Some joints are purely made of tough collagen fiber while others have cartilage binding bones together. Yet others have something known as synovial fluid in between cartilage pads at the end of articulating bones.
So while you may think that all joints can be maintained using the same methods, you may need to rethink your joint-health strategy. Let’s first take a look at the different types of joints found in the body before discussing how to take care of them.
Types of Joints And Their Functions
Each joint is specialized in its shape and structure to control the range of motion between the parts it connects.
For easier understanding, you may classify joints based on the function they perform or how much movement they allow. You can also do the same based on the structure of the joint, or the material that is present in the joint. This means looking at how the bones are attached to one another.

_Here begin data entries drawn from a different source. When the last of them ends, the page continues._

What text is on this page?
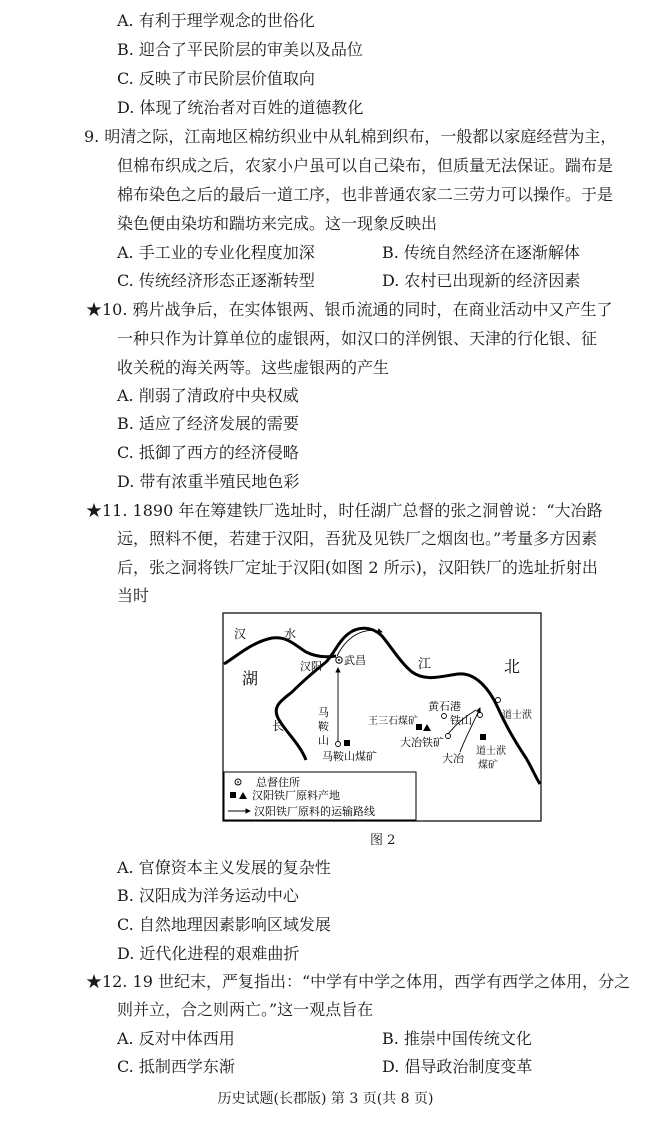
A. 有利于理学观念的世俗化
B. 迎合了平民阶层的审美以及品位
C. 反映了市民阶层价值取向
D. 体现了统治者对百姓的道德教化
9. 明清之际，江南地区棉纺织业中从轧棉到织布，一般都以家庭经营为主，
但棉布织成之后，农家小户虽可以自己染布，但质量无法保证。踹布是
棉布染色之后的最后一道工序，也非普通农家二三劳力可以操作。于是
染色便由染坊和踹坊来完成。这一现象反映出
A. 手工业的专业化程度加深	B. 传统自然经济在逐渐解体
C. 传统经济形态正逐渐转型	D. 农村已出现新的经济因素
★10. 鸦片战争后，在实体银两、银币流通的同时，在商业活动中又产生了
一种只作为计算单位的虚银两，如汉口的洋例银、天津的行化银、征
收关税的海关两等。这些虚银两的产生
A. 削弱了清政府中央权威
B. 适应了经济发展的需要
C. 抵御了西方的经济侵略
D. 带有浓重半殖民地色彩
★11. 1890 年在筹建铁厂选址时，时任湖广总督的张之洞曾说：“大冶路
远，照料不便，若建于汉阳，吾犹及见铁厂之烟囱也。”考量多方因素
后，张之洞将铁厂定址于汉阳(如图 2 所示)，汉阳铁厂的选址折射出
当时
汉	水
湖
江	北
长
汉阳 武昌
黄石港
铁山
王三石煤矿
大冶铁矿
道士洑
马
鞍
山
马鞍山煤矿	道士洑
煤矿
大冶
总督住所
汉阳铁厂原料产地
汉阳铁厂原料的运输路线
图 2
A. 官僚资本主义发展的复杂性
B. 汉阳成为洋务运动中心
C. 自然地理因素影响区域发展
D. 近代化进程的艰难曲折
★12. 19 世纪末，严复指出：“中学有中学之体用，西学有西学之体用，分之
则并立，合之则两亡。”这一观点旨在
A. 反对中体西用	B. 推崇中国传统文化
C. 抵制西学东渐	D. 倡导政治制度变革
历史试题(长郡版) 第 3 页(共 8 页)
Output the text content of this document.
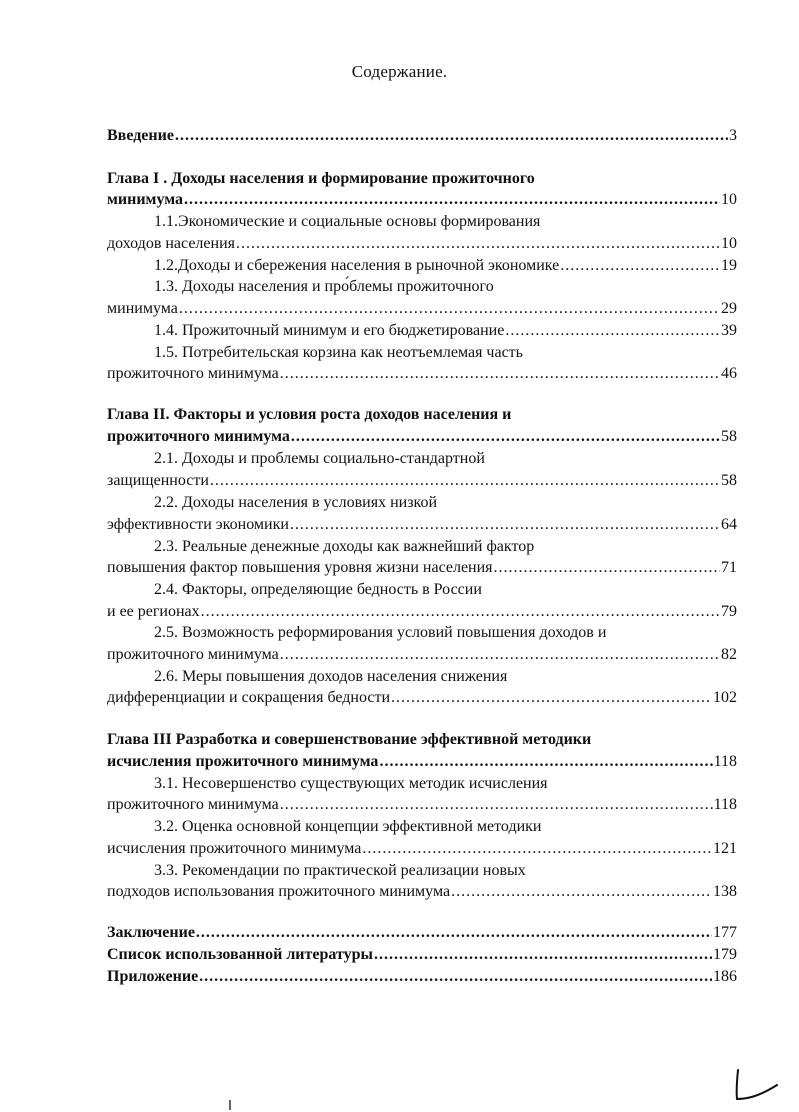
Содержание.
Введение .....	3
Глава I . Доходы населения и формирование прожиточного
минимума .....	10
1.1.Экономические и социальные основы формирования
доходов населения .....	10
1.2.Доходы и сбережения населения в рыночной экономике .....	19
1.3. Доходы населения и про́блемы прожиточного
минимума .....	29
1.4. Прожиточный минимум и его бюджетирование .....	39
1.5. Потребительская корзина как неотъемлемая часть
прожиточного минимума .....	46
Глава II. Факторы и условия роста доходов населения и
прожиточного минимума .....	58
2.1. Доходы и проблемы социально-стандартной
защищенности .....	58
2.2. Доходы населения в условиях низкой
эффективности экономики .....	64
2.3. Реальные денежные доходы как важнейший фактор
повышения фактор повышения уровня жизни населения .....	71
2.4. Факторы, определяющие бедность в России
и ее регионах .....	79
2.5. Возможность реформирования условий повышения доходов и
прожиточного минимума .....	82
2.6. Меры повышения доходов населения снижения
дифференциации и сокращения бедности .....	102
Глава III Разработка и совершенствование эффективной методики
исчисления прожиточного минимума .....	118
3.1. Несовершенство существующих методик исчисления
прожиточного минимума .....	118
3.2. Оценка основной концепции эффективной методики
исчисления прожиточного минимума .....	121
3.3. Рекомендации по практической реализации новых
подходов использования прожиточного минимума .....	138
Заключение .....	177
Список использованной литературы .....	179
Приложение .....	186
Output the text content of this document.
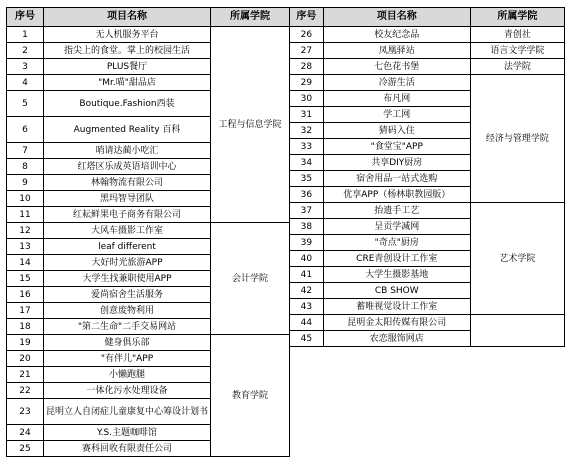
序号	项目名称	所属学院
1	无人机服务平台	工程与信息学院
2	指尖上的食堂。掌上的校园生活	
3	PLUS餐厅	
4	"Mr.喵"甜品店	
5	Boutique.Fashion西装	
6	Augmented Reality 百科	
7	哨请达蔺小吃汇	
8	红塔区乐成英语培训中心	
9	林翰物流有限公司	
10	黑玛智导团队	
11	红耘鲜果电子商务有限公司	
12	大风车摄影工作室	会计学院
13	leaf different	
14	大好时光旅游APP	
15	大学生找兼职使用APP	
16	爱尚宿舍生活服务	
17	创意废物利用	
18	"第二生命"二手交易网站	
19	健身俱乐部	教育学院
20	"有伴儿"APP	
21	小懒跑腿	
22	一体化污水处理设备	
23	昆明立人自闭症儿童康复中心筹设计划书	
24	Y.S.主题咖啡馆	
25	赛科回收有限责任公司	
序号	项目名称	所属学院
26	校友纪念品	青创社
27	凤凰驿站	语言文学学院
28	七色花书堡	法学院
29	冷游生活	经济与管理学院
30	布凡网	
31	学工网	
32	猜码入住	
33	"食堂宝"APP	
34	共享DIY厨房	
35	宿舍用品一站式选购	
36	优享APP（杨林职教园版）	
37	抬遗手工艺	艺术学院
38	呈贡学减网	
39	"奇点"厨房	
40	CRE青创设计工作室	
41	大学生摄影基地	
42	CB SHOW	
43	蓄唯视觉设计工作室	
44	昆明金太阳传媒有限公司	
45	农恋服饰网店	
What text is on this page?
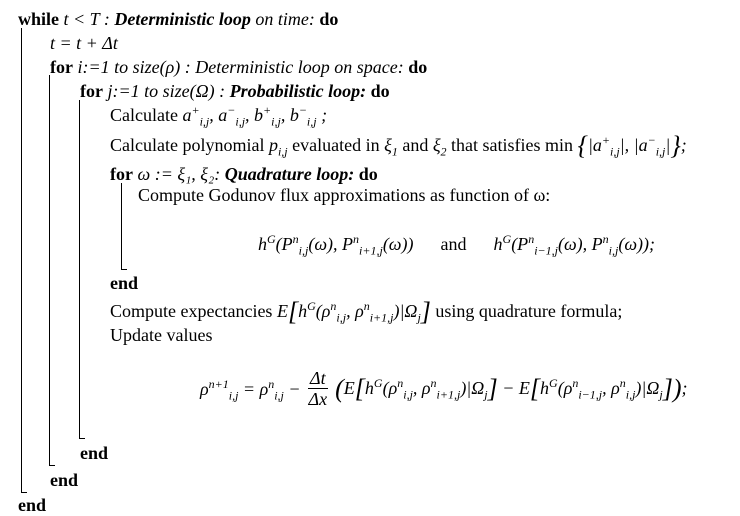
while t < T : Deterministic loop on time: do
t = t + Δt
for i:=1 to size(ρ) : Deterministic loop on space: do
for j:=1 to size(Ω) : Probabilistic loop: do
Calculate $a^+_{i,j}$, $a^-_{i,j}$, $b^+_{i,j}$, $b^-_{i,j}$ ;
Calculate polynomial $p_{i,j}$ evaluated in $\xi_1$ and $\xi_2$ that satisfies $\min \{|a^+_{i,j}|$, $|a^-_{i,j}|$};
for ω := ξ₁, ξ₂: Quadrature loop: do
Compute Godunov flux approximations as function of ω:
$h^G(P^n_{i,j}(\omega)$, $P^n_{i+1,j}(\omega)$) and $h^G(P^n_{i-1,j}(\omega)$, $P^n_{i,j}(\omega)$);
end
Compute expectancies $E[h^G(\rho^n_{i,j}$, $\rho^n_{i+1,j})|\Omega_j$] using quadrature formula;
Update values
$\rho^{n+1}_{i,j} = \rho^n_{i,j} - \frac{\Delta t}{\Delta x} (E[h^G(\rho^n_{i,j}$, $\rho^n_{i+1,j})|\Omega_j] - E[h^G(\rho^n_{i-1,j}$, $\rho^n_{i,j})|\Omega_j$]);
end
end
end
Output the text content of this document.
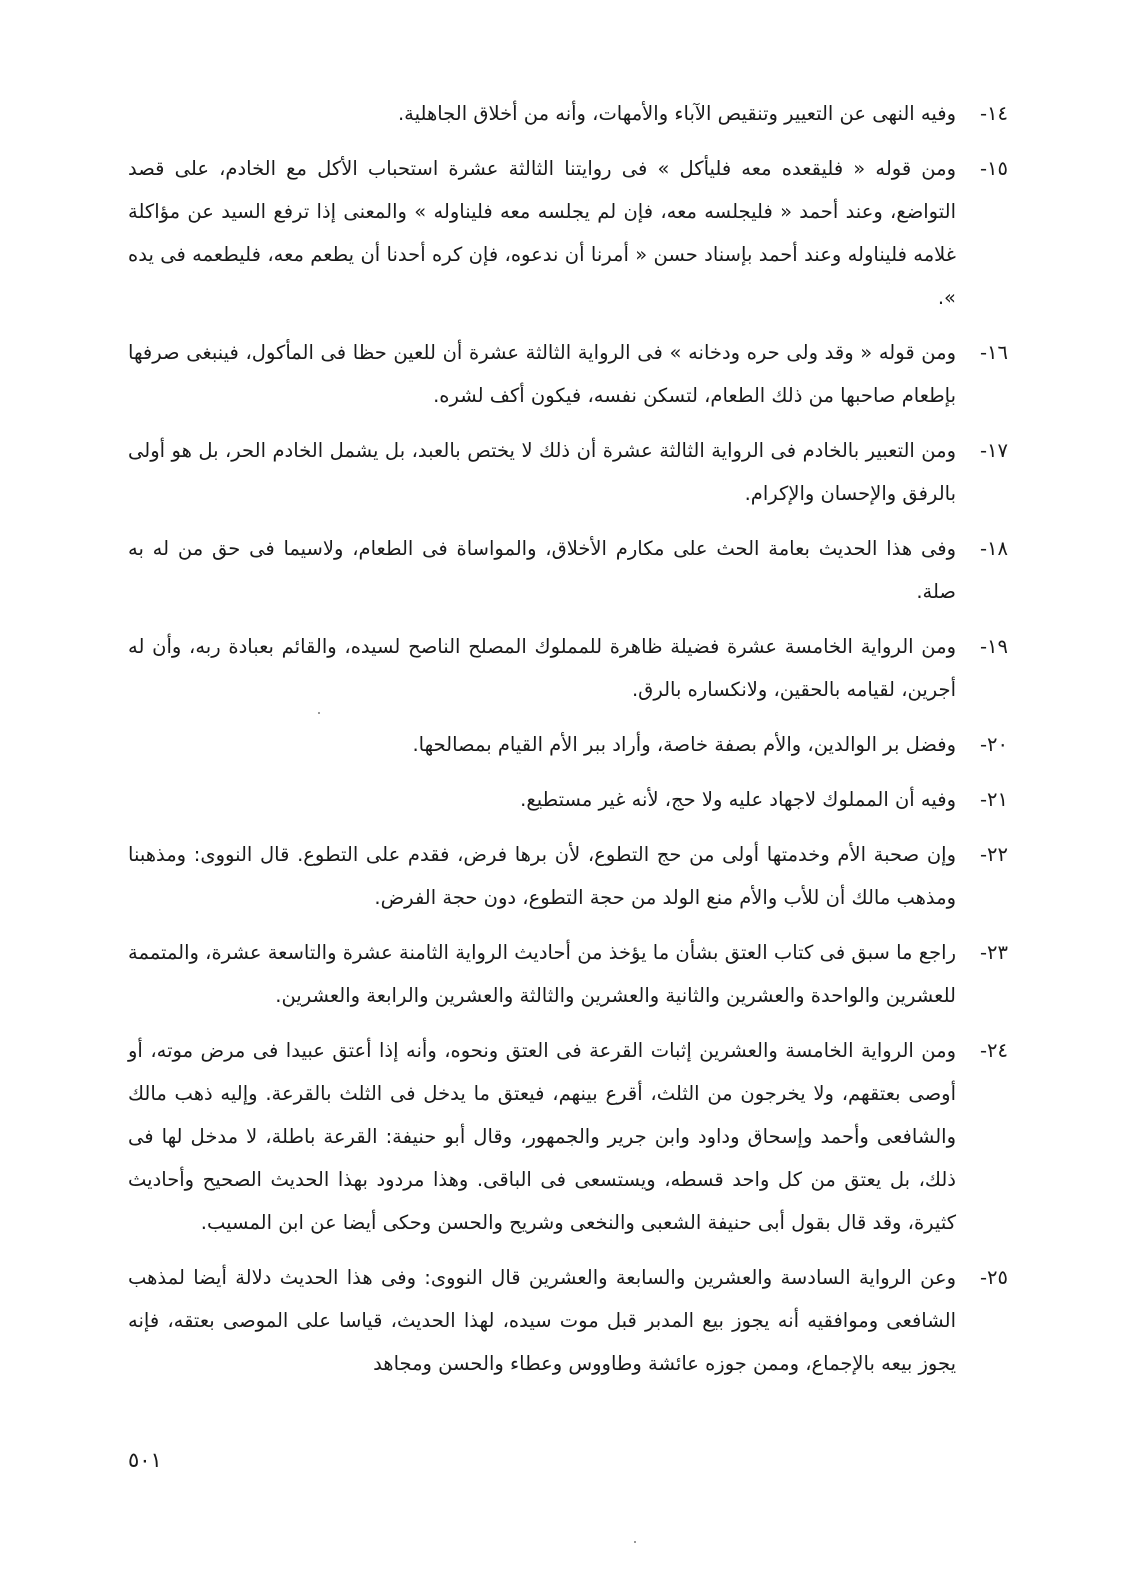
١٤-
وفيه النهى عن التعيير وتنقيص الآباء والأمهات، وأنه من أخلاق الجاهلية.
١٥-
ومن قوله « فليقعده معه فليأكل » فى روايتنا الثالثة عشرة استحباب الأكل مع الخادم، على قصد التواضع، وعند أحمد « فليجلسه معه، فإن لم يجلسه معه فليناوله » والمعنى إذا ترفع السيد عن مؤاكلة غلامه فليناوله وعند أحمد بإسناد حسن « أمرنا أن ندعوه، فإن كره أحدنا أن يطعم معه، فليطعمه فى يده ».
١٦-
ومن قوله « وقد ولى حره ودخانه » فى الرواية الثالثة عشرة أن للعين حظا فى المأكول، فينبغى صرفها بإطعام صاحبها من ذلك الطعام، لتسكن نفسه، فيكون أكف لشره.
١٧-
ومن التعبير بالخادم فى الرواية الثالثة عشرة أن ذلك لا يختص بالعبد، بل يشمل الخادم الحر، بل هو أولى بالرفق والإحسان والإكرام.
١٨-
وفى هذا الحديث بعامة الحث على مكارم الأخلاق، والمواساة فى الطعام، ولاسيما فى حق من له به صلة.
١٩-
ومن الرواية الخامسة عشرة فضيلة ظاهرة للمملوك المصلح الناصح لسيده، والقائم بعبادة ربه، وأن له أجرين، لقيامه بالحقين، ولانكساره بالرق.
٢٠-
وفضل بر الوالدين، والأم بصفة خاصة، وأراد ببر الأم القيام بمصالحها.
٢١-
وفيه أن المملوك لاجهاد عليه ولا حج، لأنه غير مستطيع.
٢٢-
وإن صحبة الأم وخدمتها أولى من حج التطوع، لأن برها فرض، فقدم على التطوع. قال النووى: ومذهبنا ومذهب مالك أن للأب والأم منع الولد من حجة التطوع، دون حجة الفرض.
٢٣-
راجع ما سبق فى كتاب العتق بشأن ما يؤخذ من أحاديث الرواية الثامنة عشرة والتاسعة عشرة، والمتممة للعشرين والواحدة والعشرين والثانية والعشرين والثالثة والعشرين والرابعة والعشرين.
٢٤-
ومن الرواية الخامسة والعشرين إثبات القرعة فى العتق ونحوه، وأنه إذا أعتق عبيدا فى مرض موته، أو أوصى بعتقهم، ولا يخرجون من الثلث، أقرع بينهم، فيعتق ما يدخل فى الثلث بالقرعة. وإليه ذهب مالك والشافعى وأحمد وإسحاق وداود وابن جرير والجمهور، وقال أبو حنيفة: القرعة باطلة، لا مدخل لها فى ذلك، بل يعتق من كل واحد قسطه، ويستسعى فى الباقى. وهذا مردود بهذا الحديث الصحيح وأحاديث كثيرة، وقد قال بقول أبى حنيفة الشعبى والنخعى وشريح والحسن وحكى أيضا عن ابن المسيب.
٢٥-
وعن الرواية السادسة والعشرين والسابعة والعشرين قال النووى: وفى هذا الحديث دلالة أيضا لمذهب الشافعى وموافقيه أنه يجوز بيع المدبر قبل موت سيده، لهذا الحديث، قياسا على الموصى بعتقه، فإنه يجوز بيعه بالإجماع، وممن جوزه عائشة وطاووس وعطاء والحسن ومجاهد
٥٠١
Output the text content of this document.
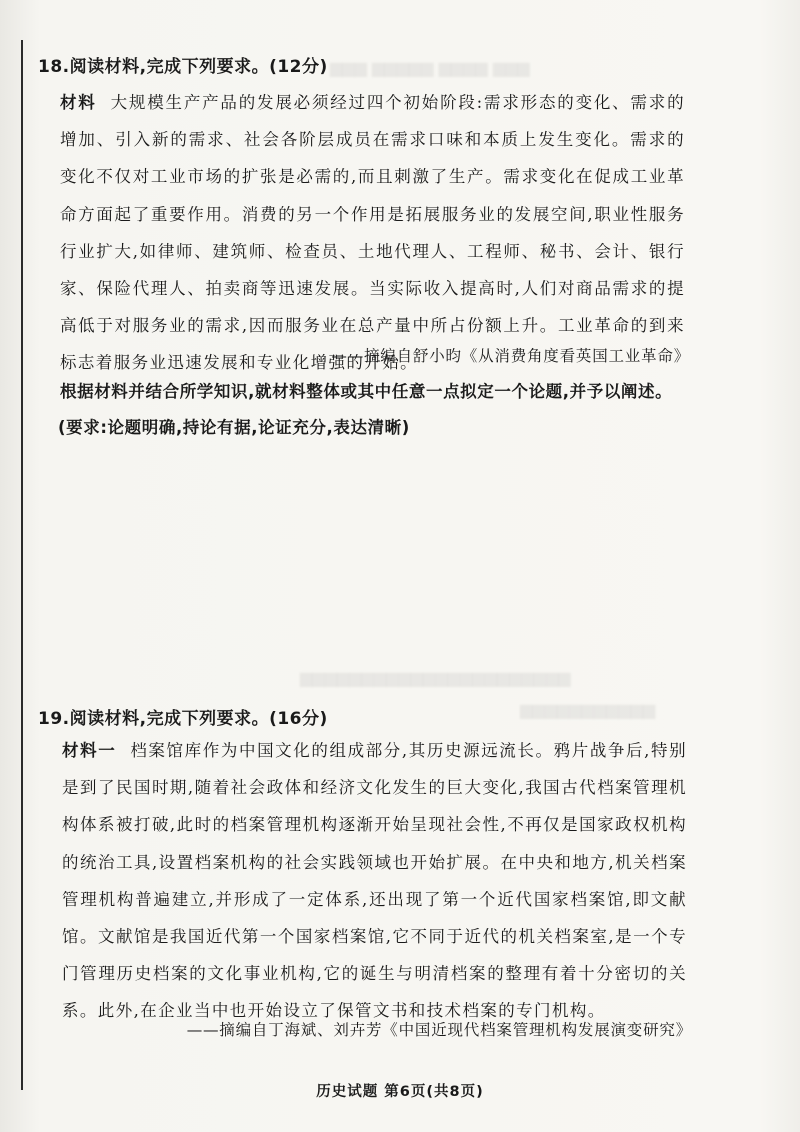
▆▆▆ ▆▆▆▆▆ ▆▆▆▆ ▆▆▆
▆▆▆▆▆▆▆▆▆▆▆▆▆▆▆▆▆▆▆▆▆▆
▆▆▆▆▆▆▆▆▆▆▆
18.阅读材料,完成下列要求。(12分)

材料 大规模生产产品的发展必须经过四个初始阶段:需求形态的变化、需求的增加、引入新的需求、社会各阶层成员在需求口味和本质上发生变化。需求的变化不仅对工业市场的扩张是必需的,而且刺激了生产。需求变化在促成工业革命方面起了重要作用。消费的另一个作用是拓展服务业的发展空间,职业性服务行业扩大,如律师、建筑师、检查员、土地代理人、工程师、秘书、会计、银行家、保险代理人、拍卖商等迅速发展。当实际收入提高时,人们对商品需求的提高低于对服务业的需求,因而服务业在总产量中所占份额上升。工业革命的到来标志着服务业迅速发展和专业化增强的开始。

——摘编自舒小昀《从消费角度看英国工业革命》
根据材料并结合所学知识,就材料整体或其中任意一点拟定一个论题,并予以阐述。
(要求:论题明确,持论有据,论证充分,表达清晰)
19.阅读材料,完成下列要求。(16分)

材料一 档案馆库作为中国文化的组成部分,其历史源远流长。鸦片战争后,特别是到了民国时期,随着社会政体和经济文化发生的巨大变化,我国古代档案管理机构体系被打破,此时的档案管理机构逐渐开始呈现社会性,不再仅是国家政权机构的统治工具,设置档案机构的社会实践领域也开始扩展。在中央和地方,机关档案管理机构普遍建立,并形成了一定体系,还出现了第一个近代国家档案馆,即文献馆。文献馆是我国近代第一个国家档案馆,它不同于近代的机关档案室,是一个专门管理历史档案的文化事业机构,它的诞生与明清档案的整理有着十分密切的关系。此外,在企业当中也开始设立了保管文书和技术档案的专门机构。

——摘编自丁海斌、刘卉芳《中国近现代档案管理机构发展演变研究》
历史试题 第6页(共8页)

Both categories will let you divide joints into three broad classes:
Immovable or fixed joints. These are typically fibrous joints that are held together by dense fibrous connective tissue. Think about the bony plates of the skull to get an idea. There are links or joints between the edges of these plates made of fibrous tissue. The point is to make them immovable to protect the brain.
Slightly movable or cartilaginous joints. Here bones are held together by cartilage and allow for some degree of movement. An example could be the spine where each vertebra is linked by cartilage. With this arrangement, every vertebra moves in relation to the one above or below it, giving the spine its flexibility. This lets you bend forward, backward, or sideways without straining your back.
Freely movable or synovial joints. This third type is the most abundantly found type in the body. Here, joints have a synovial cavity that contains a fluid. This synovial fluid lubricates the area and helps the joints move easily.
This type of joint allows the greatest range of movement letting you propel yourself in just about any direction. Examples include your elbows, knees, hips, and shoulders among others.
Synovial joints can further be divided into 6 types including the following:
Hinge joints such as the fingers and toes
Ball and socket joints such as the shoulders and hips
Pivot joints such as the neck
Gliding joints such as the wrist
Saddle joints such as the thumb
Planar joints such as the ankle
Healthy vs Painful Joints
Unlike many other health conditions, where it’s not always possible to detect early warning signs of wear and tear, your joints are a different story. In fact, one of the first places where you feel your age is in your joints.
In most cases, joint issues generally develop over time and can make it hard for you to get around in everyday life. When things are going well, you won’t feel any discomfort or pain, but if your joints start to give way, you may experience some of the symptoms discussed here.
The foremost among these is experiencing joint pain. This may mean you’re exerting your joints too much or that you’ve already worn them out a fair bit.
If your joints become sore or tender to touch, it could indicate possible (internal) inflammation. Remember that inflammation isn’t always visible to the eye and may continue for a while internally before symptoms become apparent externally.
Likewise, if you experience slow mobility and movement because your joints hurt, consider it another red flag. And if your joints offer little flexibility with a reduced range of motion, you may want to get a professional’s opinion.
Another tell-tale sign of joint-health deterioration is creaking joints. If you hear clicking, creaking, or cracking sounds, or feel that your joints grate every time you move, you should become concerned about possible joint damage.
Plus, you should also be ware of your joint health if you happen to be overweight. Among other things, excessive weight is also associated with increased inflammation, a leading cause of joint discomfort.
If your work involves taxing your joints, such as lifting heavy objects, or even sitting for prolonged periods, you can start to develop joint issues as well. And finally, if you have family history of joint issues in the past, you may be more susceptible to developing certain joint-related conditions.